On review, the claimant contends the ALJ gave insufficient weight to the opinions of Dr. MacCarter and Dr. Talbot. The claimant points out that both of these physicians opined that the January 1992 injury aggravated his preexisting degenerative back condition, and contributed to his ongoing disability. (Talbot report, August 21, 1996; MacCarter depo. p. 25). We are not persuaded.

The claimant was required to prove a direct causal relationship between the 1992 industrial injury and his permanent total disability. Seifried v. Industrial Commission, 736 P.2d 1262 (Colo.App. 1986). The question of whether the claimant proved the requisite causal relationship was one of fact for determination by the ALJ. See City of Durango v. Dunagan, 939 P.2d 496 (Colo.App. 1997). Because the issue is factual in nature, we must uphold the ALJ’s order if supported by substantial evidence in the record. Section 8-43-301(8), C.R.S. 1997.

Under the substantial evidence test, we are required to defer to the ALJ’s credibility determinations, her resolution of conflicts in the evidence, and the plausible inferences which she drew from the record. Metro Moving Storage Co. v. Gussert, 914 P.2d 411 (Colo.App. 1995). In this regard, it was for the ALJ to determine the weight and credibility of the expert medical witnesses on the issue of causation. Rockwell International v. Turnbull, 802 P.2d 1182 (Colo.App. 1990). The ALJ was not obliged to credit any expert’s opinion, even if it was uncontroverted. Cary v. Chevron, U.S.A., 867 P.2d 117 (Colo.App. 1993).

The claimant’s argument notwithstanding, the ALJ did not err in declining to credit Dr. MacCarter’s testimony concerning causation. As the ALJ recognized, Dr. MacCarter was less than specific in explaining the mechanism by which the January 1992 injury allegedly caused or aggravated the claimant’s condition. Moreover, Dr. MacCarter conceded the claimant had a degenerative back condition prior to the 1992 injury, and MacCarter had a less than complete understanding of the claimant’s history of back problems before January 1992. (MacCarter depo. pp. 14-16).

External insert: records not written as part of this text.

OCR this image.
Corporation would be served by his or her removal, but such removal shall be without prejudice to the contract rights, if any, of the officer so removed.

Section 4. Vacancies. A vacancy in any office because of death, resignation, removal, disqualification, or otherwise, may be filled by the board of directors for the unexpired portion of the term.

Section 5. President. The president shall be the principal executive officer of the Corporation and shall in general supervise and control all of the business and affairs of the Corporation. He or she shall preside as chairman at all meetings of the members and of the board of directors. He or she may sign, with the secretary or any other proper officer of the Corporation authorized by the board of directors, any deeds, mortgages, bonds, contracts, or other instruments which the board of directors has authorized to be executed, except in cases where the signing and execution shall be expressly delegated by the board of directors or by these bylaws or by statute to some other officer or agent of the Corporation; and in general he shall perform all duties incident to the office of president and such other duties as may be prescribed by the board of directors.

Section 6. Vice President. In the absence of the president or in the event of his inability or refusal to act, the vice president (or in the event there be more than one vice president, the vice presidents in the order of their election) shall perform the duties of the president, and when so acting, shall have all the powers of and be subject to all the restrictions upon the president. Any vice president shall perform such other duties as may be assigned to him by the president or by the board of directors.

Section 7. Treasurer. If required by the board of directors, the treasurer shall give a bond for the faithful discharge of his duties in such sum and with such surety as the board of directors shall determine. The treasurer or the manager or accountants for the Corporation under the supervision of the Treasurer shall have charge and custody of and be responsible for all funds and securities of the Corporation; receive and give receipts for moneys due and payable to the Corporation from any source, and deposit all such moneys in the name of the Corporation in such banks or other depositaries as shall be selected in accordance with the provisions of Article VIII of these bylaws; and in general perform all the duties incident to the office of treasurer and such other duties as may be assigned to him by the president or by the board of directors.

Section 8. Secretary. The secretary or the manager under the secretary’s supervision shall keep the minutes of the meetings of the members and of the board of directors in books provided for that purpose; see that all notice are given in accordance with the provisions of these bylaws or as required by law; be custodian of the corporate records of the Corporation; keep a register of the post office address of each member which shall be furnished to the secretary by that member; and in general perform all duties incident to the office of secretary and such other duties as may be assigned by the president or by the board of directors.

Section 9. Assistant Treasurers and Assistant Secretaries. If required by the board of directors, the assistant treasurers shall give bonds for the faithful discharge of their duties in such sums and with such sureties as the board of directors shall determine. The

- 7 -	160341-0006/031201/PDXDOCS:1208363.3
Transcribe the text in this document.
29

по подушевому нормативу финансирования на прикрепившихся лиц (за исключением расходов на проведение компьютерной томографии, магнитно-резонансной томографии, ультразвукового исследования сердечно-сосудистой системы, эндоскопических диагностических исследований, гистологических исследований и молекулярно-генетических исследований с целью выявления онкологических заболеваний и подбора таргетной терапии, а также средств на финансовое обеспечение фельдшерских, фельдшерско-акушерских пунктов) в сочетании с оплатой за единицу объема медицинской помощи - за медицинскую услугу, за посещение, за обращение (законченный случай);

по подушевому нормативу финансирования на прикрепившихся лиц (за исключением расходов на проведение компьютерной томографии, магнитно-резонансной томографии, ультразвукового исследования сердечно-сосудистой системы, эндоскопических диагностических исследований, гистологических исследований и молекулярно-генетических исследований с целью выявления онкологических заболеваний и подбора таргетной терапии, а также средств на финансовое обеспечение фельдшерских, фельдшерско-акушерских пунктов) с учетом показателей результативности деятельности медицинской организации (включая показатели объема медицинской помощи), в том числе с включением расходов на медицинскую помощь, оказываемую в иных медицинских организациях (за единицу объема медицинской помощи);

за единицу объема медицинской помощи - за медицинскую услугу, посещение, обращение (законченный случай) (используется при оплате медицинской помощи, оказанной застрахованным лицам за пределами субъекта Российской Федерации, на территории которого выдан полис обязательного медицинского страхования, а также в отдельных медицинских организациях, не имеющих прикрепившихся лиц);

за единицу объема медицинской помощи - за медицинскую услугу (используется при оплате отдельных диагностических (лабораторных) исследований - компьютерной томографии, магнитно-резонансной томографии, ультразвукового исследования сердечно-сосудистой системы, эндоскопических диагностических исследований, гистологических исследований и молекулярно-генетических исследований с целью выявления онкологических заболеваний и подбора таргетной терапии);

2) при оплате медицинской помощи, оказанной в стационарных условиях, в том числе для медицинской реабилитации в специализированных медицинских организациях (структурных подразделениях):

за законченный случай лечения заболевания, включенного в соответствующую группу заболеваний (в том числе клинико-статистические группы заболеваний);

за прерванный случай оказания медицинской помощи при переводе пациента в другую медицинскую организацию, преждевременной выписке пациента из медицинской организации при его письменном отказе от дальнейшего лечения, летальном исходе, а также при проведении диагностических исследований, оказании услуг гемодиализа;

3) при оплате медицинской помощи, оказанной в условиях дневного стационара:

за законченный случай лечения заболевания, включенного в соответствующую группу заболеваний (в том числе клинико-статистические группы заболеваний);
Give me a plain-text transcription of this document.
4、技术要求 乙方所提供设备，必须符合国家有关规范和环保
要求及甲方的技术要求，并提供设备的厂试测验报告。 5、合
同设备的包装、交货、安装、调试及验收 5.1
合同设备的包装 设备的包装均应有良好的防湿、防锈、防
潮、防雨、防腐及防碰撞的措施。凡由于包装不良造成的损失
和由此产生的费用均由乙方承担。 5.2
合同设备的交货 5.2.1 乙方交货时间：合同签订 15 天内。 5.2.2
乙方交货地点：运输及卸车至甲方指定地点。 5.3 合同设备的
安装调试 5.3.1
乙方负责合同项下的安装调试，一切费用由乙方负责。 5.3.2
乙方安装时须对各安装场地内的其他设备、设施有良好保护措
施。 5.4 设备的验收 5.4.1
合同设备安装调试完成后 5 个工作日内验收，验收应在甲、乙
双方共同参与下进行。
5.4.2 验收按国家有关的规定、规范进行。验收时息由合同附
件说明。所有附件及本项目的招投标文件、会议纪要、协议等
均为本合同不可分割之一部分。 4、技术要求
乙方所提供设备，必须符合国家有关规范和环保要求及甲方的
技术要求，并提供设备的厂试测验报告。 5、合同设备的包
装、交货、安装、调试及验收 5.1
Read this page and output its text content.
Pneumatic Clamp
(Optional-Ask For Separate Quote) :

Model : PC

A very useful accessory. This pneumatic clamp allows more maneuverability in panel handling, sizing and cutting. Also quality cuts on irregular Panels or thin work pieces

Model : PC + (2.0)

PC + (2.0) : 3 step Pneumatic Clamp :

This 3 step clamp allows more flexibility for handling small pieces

It follows the ALJ was not obliged to rely on Dr. MacCarter’s testimony. The ALJ was free to weigh MacCarter’s testimony against evidence that the claimant had preexisting AS, a degenerative back condition, and two prior industrial injuries. Under these circumstances, the ALJ could infer that the claimant’s permanent total disability was not the result of the January 1992 injury, but rather the progression of the preexisting conditions Seifried v. Industrial Commission, supra.

The claimant also cites the report of Dr. Talbot as evidence of causation. However, the ALJ did not comment on Dr. Talbot’s report, and was obviously not persuaded by it. The failure to address every piece of evidence is not error so long as the basis of the order is apparent from the findings and conclusions. See Riddle v. Ampex Corp., 839 P.2d 489 (Colo.App. 1992).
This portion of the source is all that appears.